Basal cell carcinoma lurking within gross rhinophyma
Dennis John Mckenna, MBChB, Kevin Mckenna, MD, MBChB, Belfast City Hospital, Belfast, United Kingdom
A 77-year-old man with long-standing gross rhinophyma developed a 6- by 8-mm ulcerated nodular lesion on the right side of his nose. Such a lesion would normally have been clinically obvious when occurring on normal skin. However, given the soft tissue hypertrophy and general nodularity of the nose due to rhinophyma, it had not been initially apparent. He had been attending the dermatology clinic for treatment of his acne rosacea. He had also recently been assessed in plastic surgery for shave removal of the larger protuberant parts of the rhinophyma in an effort to improve the appearance of his nose. There was a history of severe ischemic heart disease. Surgery had therefore been cancelled because of concerns about unduly high anesthetic and surgical risks for this cosmetic procedure. The ulcerated nodule was only considered subsequently on close inspection as suspicious of being neoplastic. Diagnostic punch biopsy confirmed the presence of a nodular microcystic basal cell carcinoma. Despite development of quite a large basal cell carcinoma in a prominent location, the gross appearance of the nose had caused it to be initially overlooked.

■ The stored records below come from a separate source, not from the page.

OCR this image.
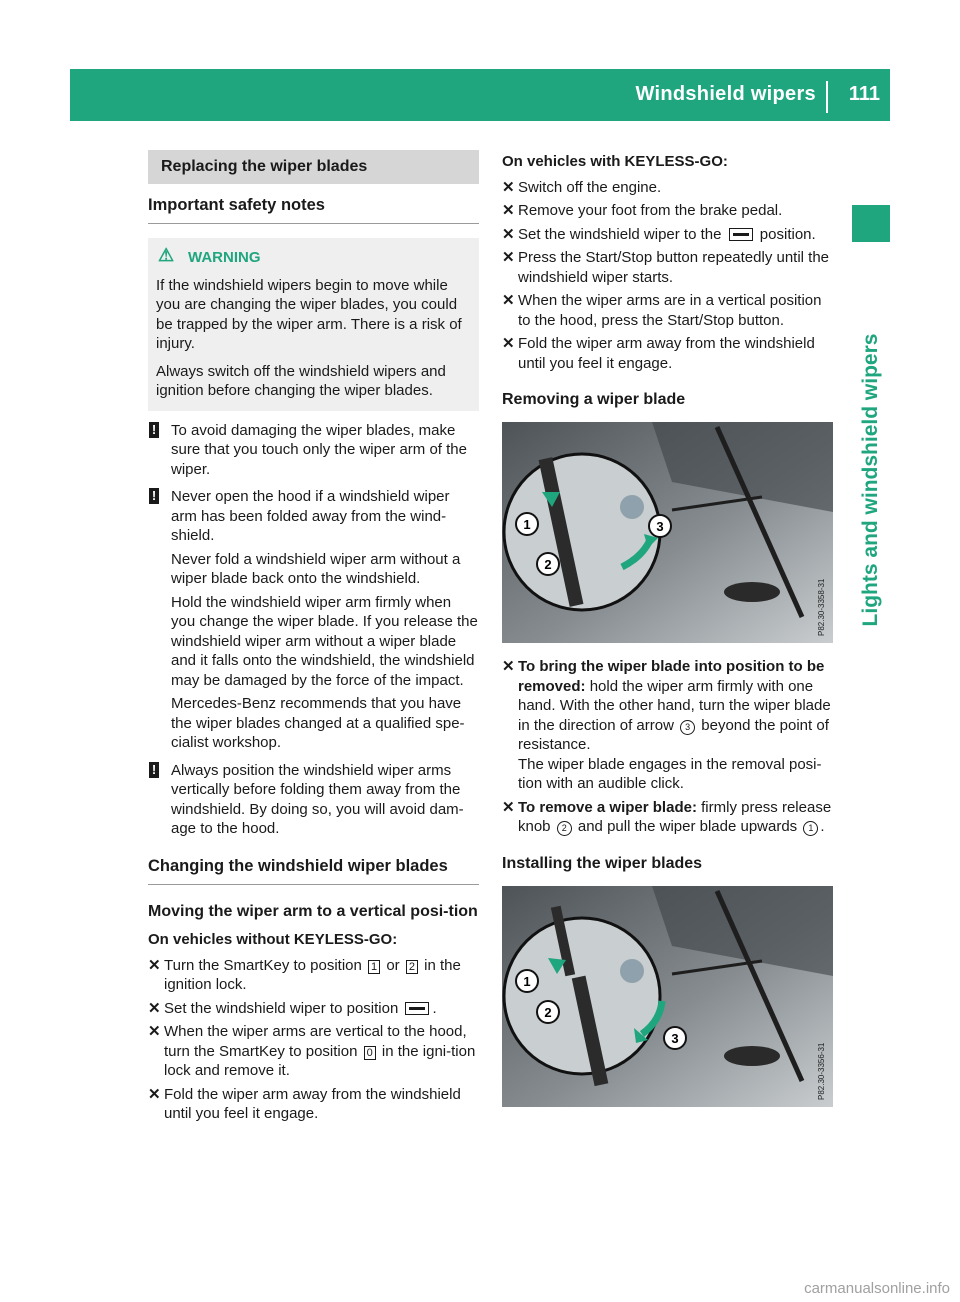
Windshield wipers 111
Lights and windshield wipers
Replacing the wiper blades
Important safety notes
⚠ WARNING

If the windshield wipers begin to move while you are changing the wiper blades, you could be trapped by the wiper arm. There is a risk of injury.

Always switch off the windshield wipers and ignition before changing the wiper blades.

! To avoid damaging the wiper blades, make sure that you touch only the wiper arm of the wiper.

! Never open the hood if a windshield wiper arm has been folded away from the wind-shield.

Never fold a windshield wiper arm without a wiper blade back onto the windshield.

Hold the windshield wiper arm firmly when you change the wiper blade. If you release the windshield wiper arm without a wiper blade and it falls onto the windshield, the windshield may be damaged by the force of the impact.

Mercedes-Benz recommends that you have the wiper blades changed at a qualified spe-cialist workshop.

! Always position the windshield wiper arms vertically before folding them away from the windshield. By doing so, you will avoid dam-age to the hood.

Changing the windshield wiper blades
Moving the wiper arm to a vertical posi-tion
On vehicles without KEYLESS-GO:
✕ Turn the SmartKey to position 1 or 2 in the ignition lock.
✕ Set the windshield wiper to position .
✕ When the wiper arms are vertical to the hood, turn the SmartKey to position 0 in the igni-tion lock and remove it.
✕ Fold the wiper arm away from the windshield until you feel it engage.
On vehicles with KEYLESS-GO:
✕ Switch off the engine.
✕ Remove your foot from the brake pedal.
✕ Set the windshield wiper to the	position.
✕ Press the Start/Stop button repeatedly until the windshield wiper starts.
✕ When the wiper arms are in a vertical position to the hood, press the Start/Stop button.
✕ Fold the wiper arm away from the windshield until you feel it engage.
Removing a wiper blade
1
2
3
P82.30-3358-31
✕ To bring the wiper blade into position to be removed: hold the wiper arm firmly with one hand. With the other hand, turn the wiper blade in the direction of arrow 3 beyond the point of resistance.
The wiper blade engages in the removal posi-tion with an audible click.
✕ To remove a wiper blade: firmly press release knob 2 and pull the wiper blade upwards 1 .
Installing the wiper blades
1
2
3
P82.30-3356-31
carmanualsonline.info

Conclusion: The clinical photographs in this poster demonstrate the difficulty in diagnosing carcinoma in patients with gross rhinophyma. The distortion and soft tissue hypertrophy of gross rhinophyma make carcinomatous lesions more difficult to recognize clinically and early lesions may go unnoticed. We review the literature and show that opinion has been divided as to whether there is a causal association between rhinophyma and carcinoma. In theory a causal association might be explained by the chronic inflammation, hypertrophy, hyperplasia, and scarring which occurs in rhinophyma. There does not appear, however, to be definite proof that the two conditions do not occur together by chance.We are reminded that dual pathology can occur, and the importance of careful examination of the skin in rhinophyma for coincidental carcinoma and diagnostic biopsy of suspicious areas are emphasized by our case. We also discuss the best treatment options. Mohs micrographic surgery has been used in cases such as this when the surgical margins are difficult to define clinically. Alternatively, radiotherapy is an accepted treatment option for rhinophyma and for basal cell carcinoma and has successfully been used to treat both conditions when they occur together.
Author disclosure: Nothing disclosed at press time. Commercial support: None.
Poster Discussion Session P27, American Academy of Dermatology, 64th Annual Meeting, March 3-7 2006, San Francisco.
Supplement to Journal of The American Academy of Dermatology, March 2006, Volume 54, Number 3.